Quando você nivela seu preço por baixo, sem o suporte de uma planilha de custos rigorosa, você atrai clientes que buscam apenas pechinchas. Esse perfil de público costuma ser o mais exigente e o primeiro a abandonar a marca por qualquer centavo de diferença na concorrência. Além disso, a estafa operacional para vender em volumes absurdos com margens espremidas costuma esgotar a saúde física e mental do empreendedor.
Cobrar o valor correto, estruturado e transparente gera percepção de valor e autoridade. O cliente percebe que está pagando por algo estruturado, profissional e sustentável.
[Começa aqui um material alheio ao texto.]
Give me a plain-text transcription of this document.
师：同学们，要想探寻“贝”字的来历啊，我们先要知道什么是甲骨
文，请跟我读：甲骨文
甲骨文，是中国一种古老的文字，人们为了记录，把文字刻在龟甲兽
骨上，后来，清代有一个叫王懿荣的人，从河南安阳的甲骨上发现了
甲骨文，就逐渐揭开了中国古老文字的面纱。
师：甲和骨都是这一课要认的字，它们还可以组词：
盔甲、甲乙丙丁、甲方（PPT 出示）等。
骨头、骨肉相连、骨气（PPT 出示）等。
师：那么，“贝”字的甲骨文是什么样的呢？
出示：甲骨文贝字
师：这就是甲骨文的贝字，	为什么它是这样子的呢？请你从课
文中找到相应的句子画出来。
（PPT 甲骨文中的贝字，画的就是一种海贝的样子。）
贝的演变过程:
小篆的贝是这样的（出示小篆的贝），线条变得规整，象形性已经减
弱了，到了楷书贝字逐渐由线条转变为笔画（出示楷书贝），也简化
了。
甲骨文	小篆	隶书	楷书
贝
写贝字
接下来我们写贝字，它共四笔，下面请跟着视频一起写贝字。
Conclusão: Organização Profissional é a Chave
Como bem pontuou um dos usuários nos comentários da imagem analisada: “um bom empreendedor precisa controlar bem sua receita e despesa”.
A precificação correta não depende de intuição ou “achismo”, mas sim de processos, relatórios financeiros precisos e análise de dados. Para quem acha o processo complexo ou não tem tempo para se debruçar sobre planilhas e regras tributárias, buscar o suporte de uma contabilidade estratégica e consultiva é o melhor investimento para blindar a saúde financeira do negócio e garantir que o lucro seja real, palpável e duradouro.